Au choix, deux nouveaux bloc Skyactiv, un 2.0 essence de 165 ch (210 Nm de couple) un peu poussif et bruyant dans les tours (surtout en boîte automatique) et un 2.2 diesel de 150 ch ou 175 ch (380 Nm à 420 Nm de couple). Seul ce dernier était à l'essai parmi les mazouts et il s'est montré de suite plus adapté au CX5. Tonique, tout restant relativement discret à l'oreille, ce bloc dispose en outre d'une suralimentation à deux étages générant de belles relances à tous les régimes.

Ces motorisations reçoivent en outre l'excellent système i-stop et sont d'ores et déjà éligibles à la norme Euro6, grâce notamment à des taux de compression moins élevés (une solution possible grâce à l'allégement global du véhicule) et à une combustion plus qualitative générant moins de NOX.
Light is right
Light is right
On apprécie la douceur de direction du CX-5.
Mazda
La chasse aux kilos entamée par Mazda se sent aussi sur la route où l'on retrouve le dynamisme en courbe, typique de la marque. Et malgré un gabarit plus imposant que ses concurrents, il reste dans la même fourchette de masse (1 455 Kg pour l'essence et 1 540 Kg pour le diesel), voir parfois légèrement plus léger.

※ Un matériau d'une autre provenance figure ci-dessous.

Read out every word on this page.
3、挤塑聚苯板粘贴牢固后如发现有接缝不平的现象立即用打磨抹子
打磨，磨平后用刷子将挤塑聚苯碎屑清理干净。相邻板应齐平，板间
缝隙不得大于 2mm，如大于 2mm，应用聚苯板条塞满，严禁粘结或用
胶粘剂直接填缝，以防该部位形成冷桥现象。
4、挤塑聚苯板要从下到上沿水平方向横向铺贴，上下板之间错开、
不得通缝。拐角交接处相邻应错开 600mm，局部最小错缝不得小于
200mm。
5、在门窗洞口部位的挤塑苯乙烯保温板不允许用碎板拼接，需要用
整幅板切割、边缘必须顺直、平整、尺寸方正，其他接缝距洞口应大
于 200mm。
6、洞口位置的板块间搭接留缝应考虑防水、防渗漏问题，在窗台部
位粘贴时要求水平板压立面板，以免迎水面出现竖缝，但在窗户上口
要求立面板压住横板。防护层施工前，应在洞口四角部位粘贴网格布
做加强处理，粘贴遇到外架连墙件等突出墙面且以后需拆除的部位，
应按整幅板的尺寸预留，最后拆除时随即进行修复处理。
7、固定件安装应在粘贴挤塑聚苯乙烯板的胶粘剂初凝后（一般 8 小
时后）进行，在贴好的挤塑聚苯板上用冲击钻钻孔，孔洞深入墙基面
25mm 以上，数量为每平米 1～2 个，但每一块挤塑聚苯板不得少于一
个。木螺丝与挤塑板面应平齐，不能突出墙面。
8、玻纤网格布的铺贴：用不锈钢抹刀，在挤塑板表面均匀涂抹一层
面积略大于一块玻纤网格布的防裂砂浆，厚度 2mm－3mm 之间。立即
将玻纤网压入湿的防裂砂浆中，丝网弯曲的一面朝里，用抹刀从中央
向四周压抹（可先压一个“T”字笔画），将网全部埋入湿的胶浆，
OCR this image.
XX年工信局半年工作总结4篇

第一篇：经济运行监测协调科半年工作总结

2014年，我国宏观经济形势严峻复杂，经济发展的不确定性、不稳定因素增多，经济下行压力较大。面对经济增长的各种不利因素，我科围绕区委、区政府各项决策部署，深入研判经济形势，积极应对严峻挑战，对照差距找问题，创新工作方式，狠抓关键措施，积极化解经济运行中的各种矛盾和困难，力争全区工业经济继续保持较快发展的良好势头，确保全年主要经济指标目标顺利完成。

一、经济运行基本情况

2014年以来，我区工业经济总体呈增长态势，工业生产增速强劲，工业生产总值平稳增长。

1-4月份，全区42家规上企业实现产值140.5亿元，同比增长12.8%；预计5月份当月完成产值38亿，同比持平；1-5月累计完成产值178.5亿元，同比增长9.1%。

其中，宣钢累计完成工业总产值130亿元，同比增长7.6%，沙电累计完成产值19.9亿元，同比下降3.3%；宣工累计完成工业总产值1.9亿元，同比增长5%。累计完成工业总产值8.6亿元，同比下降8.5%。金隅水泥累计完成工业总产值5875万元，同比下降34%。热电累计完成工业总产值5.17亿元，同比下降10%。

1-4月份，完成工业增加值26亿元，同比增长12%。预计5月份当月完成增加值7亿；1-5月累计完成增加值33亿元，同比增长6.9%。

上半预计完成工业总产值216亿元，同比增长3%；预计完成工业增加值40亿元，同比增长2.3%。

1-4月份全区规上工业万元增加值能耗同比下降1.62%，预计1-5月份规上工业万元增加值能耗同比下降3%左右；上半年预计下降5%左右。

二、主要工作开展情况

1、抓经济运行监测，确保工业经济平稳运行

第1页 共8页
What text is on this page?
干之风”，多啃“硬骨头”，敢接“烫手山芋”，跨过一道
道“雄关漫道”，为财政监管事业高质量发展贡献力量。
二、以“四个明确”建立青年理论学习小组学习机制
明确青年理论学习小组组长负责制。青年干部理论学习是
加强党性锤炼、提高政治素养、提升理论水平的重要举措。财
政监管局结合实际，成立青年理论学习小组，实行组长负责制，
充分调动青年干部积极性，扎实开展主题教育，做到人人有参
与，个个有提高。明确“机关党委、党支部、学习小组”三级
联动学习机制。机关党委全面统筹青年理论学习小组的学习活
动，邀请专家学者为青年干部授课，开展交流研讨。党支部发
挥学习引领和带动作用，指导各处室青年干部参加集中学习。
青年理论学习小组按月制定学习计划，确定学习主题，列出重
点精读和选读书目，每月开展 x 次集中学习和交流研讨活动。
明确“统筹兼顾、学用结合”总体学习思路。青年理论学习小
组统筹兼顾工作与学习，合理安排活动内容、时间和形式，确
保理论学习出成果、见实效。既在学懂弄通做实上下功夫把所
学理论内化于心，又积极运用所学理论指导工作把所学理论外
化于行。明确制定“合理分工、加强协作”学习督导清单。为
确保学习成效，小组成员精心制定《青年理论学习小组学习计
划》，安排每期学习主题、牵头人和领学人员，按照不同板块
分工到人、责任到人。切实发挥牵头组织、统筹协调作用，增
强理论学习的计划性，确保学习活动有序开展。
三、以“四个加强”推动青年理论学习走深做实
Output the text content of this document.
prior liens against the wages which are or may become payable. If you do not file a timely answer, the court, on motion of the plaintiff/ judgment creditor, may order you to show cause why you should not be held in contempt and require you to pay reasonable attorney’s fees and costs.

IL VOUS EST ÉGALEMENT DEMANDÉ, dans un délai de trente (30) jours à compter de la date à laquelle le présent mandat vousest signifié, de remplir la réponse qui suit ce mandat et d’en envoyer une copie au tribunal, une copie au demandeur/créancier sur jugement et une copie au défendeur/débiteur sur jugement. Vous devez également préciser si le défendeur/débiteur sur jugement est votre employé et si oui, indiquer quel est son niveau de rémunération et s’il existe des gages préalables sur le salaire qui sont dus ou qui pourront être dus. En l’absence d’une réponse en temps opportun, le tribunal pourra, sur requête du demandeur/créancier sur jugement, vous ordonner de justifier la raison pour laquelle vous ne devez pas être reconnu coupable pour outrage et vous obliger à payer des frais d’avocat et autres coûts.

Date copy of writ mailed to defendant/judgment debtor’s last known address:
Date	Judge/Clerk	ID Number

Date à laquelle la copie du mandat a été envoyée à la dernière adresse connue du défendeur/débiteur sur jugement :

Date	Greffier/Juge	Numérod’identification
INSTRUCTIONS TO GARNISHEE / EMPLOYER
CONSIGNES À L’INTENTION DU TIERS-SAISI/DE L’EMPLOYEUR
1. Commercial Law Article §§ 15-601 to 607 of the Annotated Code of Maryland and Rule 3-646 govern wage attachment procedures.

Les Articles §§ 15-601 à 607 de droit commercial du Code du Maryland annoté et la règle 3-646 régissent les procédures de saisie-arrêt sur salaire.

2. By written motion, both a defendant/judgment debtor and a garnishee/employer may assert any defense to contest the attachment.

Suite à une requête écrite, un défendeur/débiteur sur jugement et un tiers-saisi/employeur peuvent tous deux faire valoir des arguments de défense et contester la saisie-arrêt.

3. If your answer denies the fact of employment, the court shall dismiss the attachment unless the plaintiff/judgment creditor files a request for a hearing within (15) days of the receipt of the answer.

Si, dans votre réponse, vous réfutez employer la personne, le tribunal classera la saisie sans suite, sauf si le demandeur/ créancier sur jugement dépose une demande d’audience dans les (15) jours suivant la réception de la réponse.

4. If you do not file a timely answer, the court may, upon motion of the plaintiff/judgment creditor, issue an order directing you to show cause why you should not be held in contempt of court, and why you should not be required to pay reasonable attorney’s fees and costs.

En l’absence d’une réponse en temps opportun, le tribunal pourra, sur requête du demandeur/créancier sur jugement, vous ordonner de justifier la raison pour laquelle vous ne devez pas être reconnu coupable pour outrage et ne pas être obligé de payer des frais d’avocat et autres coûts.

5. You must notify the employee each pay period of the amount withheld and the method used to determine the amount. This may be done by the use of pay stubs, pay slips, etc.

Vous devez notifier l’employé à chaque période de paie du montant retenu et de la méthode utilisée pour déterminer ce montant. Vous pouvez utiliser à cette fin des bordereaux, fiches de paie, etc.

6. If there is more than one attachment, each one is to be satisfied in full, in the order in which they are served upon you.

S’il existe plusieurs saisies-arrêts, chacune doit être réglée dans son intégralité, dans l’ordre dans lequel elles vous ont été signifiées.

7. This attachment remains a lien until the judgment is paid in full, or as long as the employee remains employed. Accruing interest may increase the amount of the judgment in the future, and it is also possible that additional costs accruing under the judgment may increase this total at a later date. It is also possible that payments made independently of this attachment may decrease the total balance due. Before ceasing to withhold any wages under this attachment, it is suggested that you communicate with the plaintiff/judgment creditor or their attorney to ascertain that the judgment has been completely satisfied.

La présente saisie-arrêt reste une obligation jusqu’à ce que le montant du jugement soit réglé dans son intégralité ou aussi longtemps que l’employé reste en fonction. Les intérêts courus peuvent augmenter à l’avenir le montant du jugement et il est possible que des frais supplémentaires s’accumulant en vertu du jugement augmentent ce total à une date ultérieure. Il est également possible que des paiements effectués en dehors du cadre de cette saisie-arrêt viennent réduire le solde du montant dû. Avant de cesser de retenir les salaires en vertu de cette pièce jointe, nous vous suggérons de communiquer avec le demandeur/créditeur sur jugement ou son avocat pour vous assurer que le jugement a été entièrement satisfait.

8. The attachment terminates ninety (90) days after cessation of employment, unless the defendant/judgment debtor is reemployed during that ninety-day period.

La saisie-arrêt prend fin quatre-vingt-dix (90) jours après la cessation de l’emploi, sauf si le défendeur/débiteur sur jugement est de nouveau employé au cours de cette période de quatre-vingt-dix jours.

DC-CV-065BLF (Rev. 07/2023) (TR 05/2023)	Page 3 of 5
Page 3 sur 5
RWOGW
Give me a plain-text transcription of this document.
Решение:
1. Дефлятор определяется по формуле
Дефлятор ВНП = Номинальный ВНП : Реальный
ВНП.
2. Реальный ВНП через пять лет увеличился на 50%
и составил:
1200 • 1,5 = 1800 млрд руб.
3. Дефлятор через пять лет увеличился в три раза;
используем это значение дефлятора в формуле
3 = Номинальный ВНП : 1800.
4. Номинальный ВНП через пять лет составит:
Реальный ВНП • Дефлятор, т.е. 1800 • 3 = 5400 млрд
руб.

Le SUV vire à plat, bien campé sur ses 4 roues, tout en restant suffisamment souple dans son amortissement. Tout comme le Mazda5, le CX-5 tient particulièrement bien ses trajectoires (à allure de père de famille), grâce à une mise au point toute particulière de la direction. Cela se traduit concrètement par moins de corrections au volant.

En plus d'utiliser en première mondiale une qualité d'acier ultra haute résistance (pour les piliers B et la barre frontale anti-encastrement), le CX-5 dispose aussi en option d'aide à la conduite comme l'alerte de franchissement de ligne, la gestion intelligente des feux de route, la surveillance d'angles morts, voir l’arrêt d'urgence automatique (de 4 à 30 km/h).
Bilan
Bilan
Le CX-5 dispose de nombreux atouts pour bien se positionner sur le segment.
Mazda
Pour son habitacle, Mazda semble s’être inspiré à bon escient de quelques concurrents bien réputés en modularité et en ergonomie. Côté mécanique en revanche, le constructeur japonais a privilégié sa propre voie avec des paris techniques sur le thermique plutôt que de trop miser sur l’électrique ou l'hybridation. Son gabarit est à prendre en compte au moment des créneaux même si les quelques centimètre en plus face à la concurrence jouent surtout sur son habitabilité accrue. Le SUV japonais se montre enfin particulièrement à jour et généreux en matière d'équipements, que ce soit de confort ou de sécurité.

Lancé au début 2012, le CX-5 sera disponible en 3 niveaux de finitions avec un prix d'appel de 24 890 euros pour le modèle essence, 2 roues motrices à boîte mécanique. Son équivalent diesel débutera à 26 690 euros. Pour l'heure le détail des équipement de série et le tarif des option n'a pas encore été dévoilés mais on sait déjà que le second niveau de finition devrait être, d'entrée, particulièrement bien doté.